Fokussiertes Vorgehen bei der Ansprache
Zunächst einmal vorneweg: Das Rekrutieren von Programmierern ist nicht einfach. Der Talentmarkt ist stark umkämpft, eingesetzte Technologien ändern sich ständig und viele komplexe Themen, an denen Programmierer arbeiten, sind in ihren Details auch für erfahrene Tech-Recruiter nicht immer leicht zu verstehen.
Einige Recruiter versuchen, diese Herausforderung durch die Massenansprache von Kandidaten zu lösen. Sie geben ein paar Keywords auf LinkedIn ein und schreiben dann einfach alle Kandidaten, die beispielsweise eine bestimmte Programmiersprache in ihrem Profil aufweisen, mit dem gleichen Template an. Diese Vorgehensweise ist nicht nur wenig effizient, sie kann auch negative Auswirkungen auf die Employer Brand Ihres Unternehmens und auf Ihre persönliche Marke als Recruiter haben. Aber wie können Sie passende Kandidaten besser identifizieren?
Sprechen Sie mit Ihren eigenen Programmierern!
Das leider noch (viel zu) oft vorherrschende Klischee von Programmierern, die zuhause bei ihren Eltern den ganzen Tag im Keller sitzen, Computerspiele spielen und jegliche Kommunikation zu anderen Menschen vermeiden, ist schlicht und einfach falsch.
Entwickler haben meistens nicht nur eine große Leidenschaft für Technologien und Programmiersprachen, sondern häufig auch zu Leadership- und Organisationsthemen.
Dazu tauschen sie sich gerne mit anderen Experten aus. Und wer schon einmal ein Standup Meeting in einer Tech-Abteilung mitgemacht hat, wird eingestehen müssen, dass diese Termine häufig viel effizienter und strukturierter umgesetzt werden als so manches Meeting in der Personalabteilung.

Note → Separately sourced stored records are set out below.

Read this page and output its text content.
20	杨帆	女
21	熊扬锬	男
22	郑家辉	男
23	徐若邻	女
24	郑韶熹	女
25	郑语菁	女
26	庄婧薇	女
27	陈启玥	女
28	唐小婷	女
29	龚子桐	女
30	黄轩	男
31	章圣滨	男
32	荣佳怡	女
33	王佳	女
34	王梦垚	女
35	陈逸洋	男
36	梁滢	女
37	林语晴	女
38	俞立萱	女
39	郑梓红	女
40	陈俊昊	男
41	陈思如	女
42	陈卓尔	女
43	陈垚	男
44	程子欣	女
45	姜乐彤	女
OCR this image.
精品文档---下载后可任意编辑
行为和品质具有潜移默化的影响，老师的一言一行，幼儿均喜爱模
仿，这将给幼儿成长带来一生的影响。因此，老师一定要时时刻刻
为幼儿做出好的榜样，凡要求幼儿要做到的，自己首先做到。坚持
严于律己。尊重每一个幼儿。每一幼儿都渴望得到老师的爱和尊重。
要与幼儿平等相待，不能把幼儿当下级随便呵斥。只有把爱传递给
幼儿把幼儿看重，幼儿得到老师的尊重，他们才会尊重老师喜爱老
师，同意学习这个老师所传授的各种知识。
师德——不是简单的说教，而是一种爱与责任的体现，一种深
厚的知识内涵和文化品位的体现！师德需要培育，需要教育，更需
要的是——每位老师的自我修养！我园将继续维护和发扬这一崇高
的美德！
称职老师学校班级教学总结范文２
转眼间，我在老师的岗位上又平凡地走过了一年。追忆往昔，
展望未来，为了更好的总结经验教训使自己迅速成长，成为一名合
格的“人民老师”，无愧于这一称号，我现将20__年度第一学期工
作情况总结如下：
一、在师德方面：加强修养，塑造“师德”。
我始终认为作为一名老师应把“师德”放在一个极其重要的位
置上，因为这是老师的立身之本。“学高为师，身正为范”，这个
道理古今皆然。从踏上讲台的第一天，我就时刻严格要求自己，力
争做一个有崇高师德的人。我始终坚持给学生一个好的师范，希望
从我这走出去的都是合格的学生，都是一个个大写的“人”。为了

Gehen Sie also auf Ihre Programmierer zu, laden Sie sie vielleicht zu einem Kaffee ein und nehmen Sie sich Zeit, um Ihre Tech-Profile detailliert zu besprechen. Sie haben noch nie so ganz genau verstanden, was Ihre Kolleginnen und Kollegen in der Tech-Abteilung den ganzen Tag machen oder wie eine bestimmte Technologie funktioniert? Die meisten Beschäftigten aus den Tech-Abteilungen werden es Ihnen gerne erklären.
Lernen Sie ein paar Basics aus dem IT-Bereich
Sie müssen nicht selbst programmieren können, um Entwickler zu rekrutieren, Wissen über ein paar Basics hilft Ihnen aber ungemein. Verstehen Sie zum Beispiel, was der Unterschied zwischen Frontend und Backend ist, was Libraries von Frameworks unterscheidet oder was es mit Data Science auf sich hat.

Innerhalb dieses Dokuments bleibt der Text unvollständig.